Whole Program Optimization
This is the link to the respective wiki page: http://wiki.freepascal.org/Whole_Program_Optimization
fpc -i shows which wpo is possible for the respective processor. I have not much more clue about it.
Mischi
Ah, thanks! There's something
Ah, thanks! There's something to study ... and more things to try, if one gets the time :)
Re: reading the file
The speed of reading the file can be improved quite a bit with tuning the file buffer.
adding
Buf : Array[0..4*1024] of byte;
to the var section and the additional Settextbuf statement after the assignfile yields quite a gain:
Assign(FastaFile, 'Homo_sapiens.GRCh37.67.dna_rm.chromosome.Y.fa');
Settextbuf(FastaFile, Buf, sizeof(Buf));
Reset(FastaFile);
Hi, I'm not a fan of either
Hi,
I'm not a fan of either Python or D, but your Python code could be speed up a bit I think:
I have not tested it on my own. I'd be very curious to see the effect of my suggestions if you'd like to test and post.
In case you're interested in High Performance Python:
http://ianozsvald.com/2011/07/25/high-performance-python-tutorial-v0-2-f...
http://ianozsvald.com/2012/03/18/high-performance-python-1-from-pycon-20...
Thanks! Counting them
Thanks! Counting them separtely definitely saved a bit. Upcoming update post in the works! Stay tuned!
Separate counting
I also tried this in the pascal example, but it did not really gain something on a first try. I think that the integer increases might be done in parallel to something else with no extra cost. The time is basially determined by the comparisons. I could shave off quite a bit by starting with a test on the character 'N', which is the most frequent.

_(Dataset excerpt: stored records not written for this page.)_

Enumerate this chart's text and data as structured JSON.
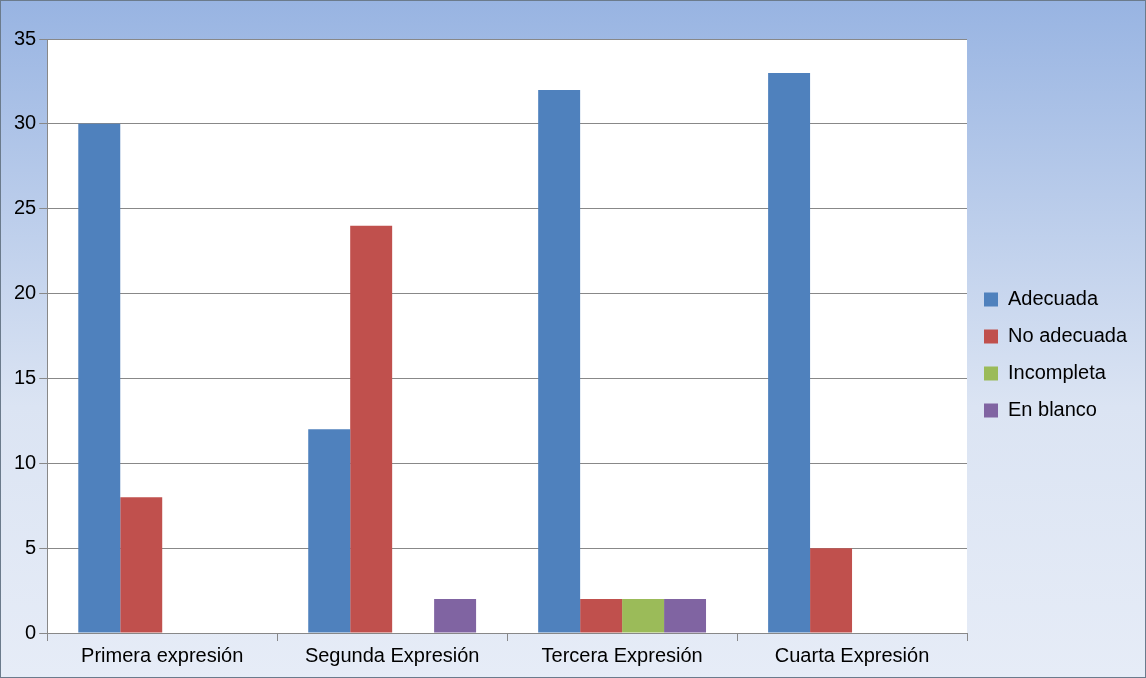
{
  "chart_data": {
    "type": "bar",
    "categories": [
      "Primera expresión",
      "Segunda Expresión",
      "Tercera Expresión",
      "Cuarta Expresión"
    ],
    "series": [
      {
        "name": "Adecuada",
        "color": "#4f81bd",
        "values": [
          30,
          12,
          32,
          33
        ]
      },
      {
        "name": "No adecuada",
        "color": "#c0504d",
        "values": [
          8,
          24,
          2,
          5
        ]
      },
      {
        "name": "Incompleta",
        "color": "#9bbb59",
        "values": [
          0,
          0,
          2,
          0
        ]
      },
      {
        "name": "En blanco",
        "color": "#8064a2",
        "values": [
          0,
          2,
          2,
          0
        ]
      }
    ],
    "ylim": [
      0,
      35
    ],
    "yticks": [
      0,
      5,
      10,
      15,
      20,
      25,
      30,
      35
    ],
    "grid": "y",
    "legend": "right"
  }
}
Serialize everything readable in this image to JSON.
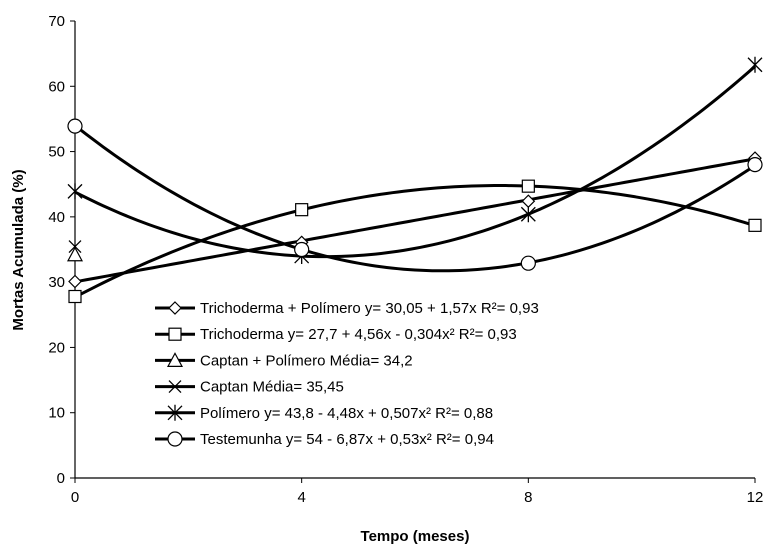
{
  "chart_data": {
    "type": "line",
    "title": "",
    "xlabel": "Tempo (meses)",
    "ylabel": "Mortas Acumulada (%)",
    "x_ticks": [
      "0",
      "4",
      "8",
      "12"
    ],
    "y_ticks": [
      "0",
      "10",
      "20",
      "30",
      "40",
      "50",
      "60",
      "70"
    ],
    "xlim": [
      0,
      12
    ],
    "ylim": [
      0,
      70
    ],
    "grid": false,
    "legend_position": "center-left",
    "x": [
      0,
      4,
      8,
      12
    ],
    "series": [
      {
        "name": "Trichoderma + Polímero  y= 30,05 + 1,57x  R²= 0,93",
        "marker": "diamond",
        "points": [
          30.1,
          36.1,
          42.4,
          49.0
        ],
        "fit": [
          30.05,
          1.57,
          0
        ]
      },
      {
        "name": "Trichoderma  y= 27,7 + 4,56x - 0,304x²  R²= 0,93",
        "marker": "square",
        "points": [
          27.8,
          41.1,
          44.7,
          38.7
        ],
        "fit": [
          27.7,
          4.56,
          -0.304
        ]
      },
      {
        "name": "Captan + Polímero  Média= 34,2",
        "marker": "triangle",
        "points": [
          34.2
        ],
        "fit": null
      },
      {
        "name": "Captan  Média= 35,45",
        "marker": "x",
        "points": [
          35.45
        ],
        "fit": null
      },
      {
        "name": "Polímero  y= 43,8 - 4,48x + 0,507x²  R²= 0,88",
        "marker": "asterisk",
        "points": [
          43.9,
          34.0,
          40.4,
          63.3
        ],
        "fit": [
          43.8,
          -4.48,
          0.507
        ]
      },
      {
        "name": "Testemunha  y= 54 - 6,87x + 0,53x²  R²= 0,94",
        "marker": "circle",
        "points": [
          53.9,
          35.0,
          32.9,
          48.0
        ],
        "fit": [
          54,
          -6.87,
          0.53
        ]
      }
    ]
  }
}
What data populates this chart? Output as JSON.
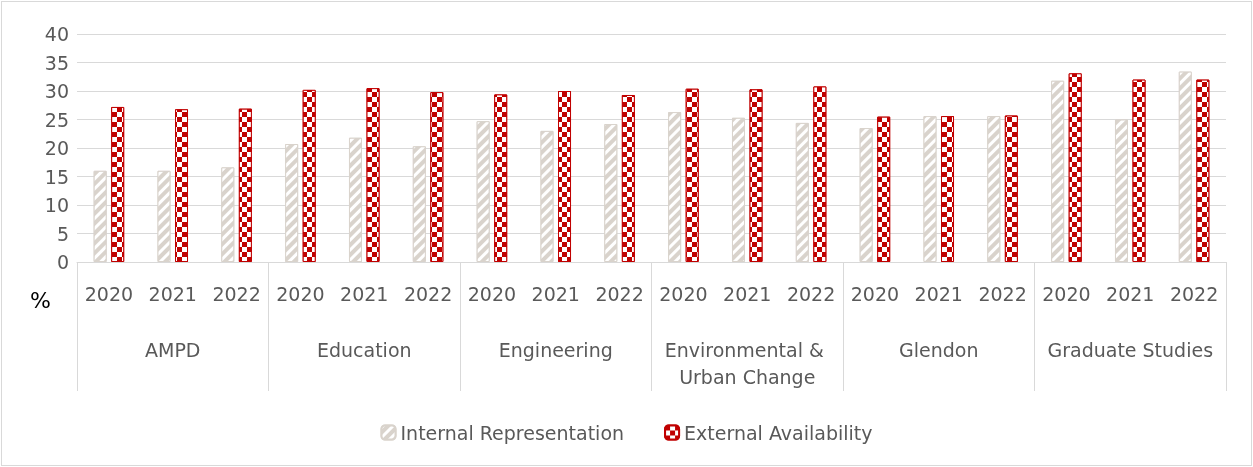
{
  "chart_data": {
    "type": "bar",
    "ylabel": "%",
    "categories": [
      "2020",
      "2021",
      "2022",
      "2020",
      "2021",
      "2022",
      "2020",
      "2021",
      "2022",
      "2020",
      "2021",
      "2022",
      "2020",
      "2021",
      "2022",
      "2020",
      "2021",
      "2022"
    ],
    "annotations": [
      "AMPD",
      "Education",
      "Engineering",
      "Environmental & Urban Change",
      "Glendon",
      "Graduate Studies"
    ],
    "series": [
      {
        "name": "Internal Representation",
        "color": "#d9d3cc",
        "values": [
          16,
          16,
          16.6,
          20.7,
          21.8,
          20.3,
          24.7,
          23.0,
          24.2,
          26.3,
          25.3,
          24.4,
          23.5,
          25.6,
          25.6,
          31.8,
          25.0,
          33.4
        ]
      },
      {
        "name": "External Availability",
        "color": "#c00000",
        "values": [
          27.2,
          26.8,
          26.9,
          30.2,
          30.5,
          29.8,
          29.4,
          30.0,
          29.3,
          30.4,
          30.3,
          30.8,
          25.5,
          25.6,
          25.7,
          33.1,
          32.0,
          32.0
        ]
      }
    ],
    "ylim": [
      0,
      40
    ],
    "yticks": [
      0,
      5,
      10,
      15,
      20,
      25,
      30,
      35,
      40
    ],
    "grid": "y",
    "legend": "bottom"
  }
}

Although this is one additional test for all the valid characters, it saves two tests for 'N'.
One could also take advantage of the fact that nearly all lines have the same length.
Using a profiler will probably tell you more about where the time is spent.
The fastest version for such a simple program is probably one with pointers, labels and gotos, but no one wants to maintain such code. I could do it in Pascal, but i do not even want to see such code in the public ;-)
MiSchi.
Implementation in nimrod
I liked your small test case idea so I made my own version of your test in Nimrod (http://nimrod-code.org) which you can grab at https://gist.github.com/gradha/5555512. I wrote as a comment the performance values I get on my machine. If I use your measurements as reference and normalize my results against those I get:
cpp: 0.399 (normalized), python: 6.353 and nimrod: 0.5329
So it would seem that nimrod is faster than the alternatives you present, though my python version is faster than yours too, so it would be better if you could run the nimrod version on your machine to compare.
Wow, didn't even know there
Wow, didn't even know there is such a language. Does it have ubuntu packages? :)
The guys at IRC tell me there
The guys at IRC tell me there was some stale package at some point. Looks like https://aur.archlinux.org/packages/ni/nimrod-git/PKGBUILD seems to be some recipe for making one, though compiling nimrod yourself should not be hard following the instructions from https://github.com/Araq/Nimrod#compiling.
I'm using the git version on macosx. IIRC the last stable release doesn't work unless you manually switched to the clang compiler, which is fixed on the git version.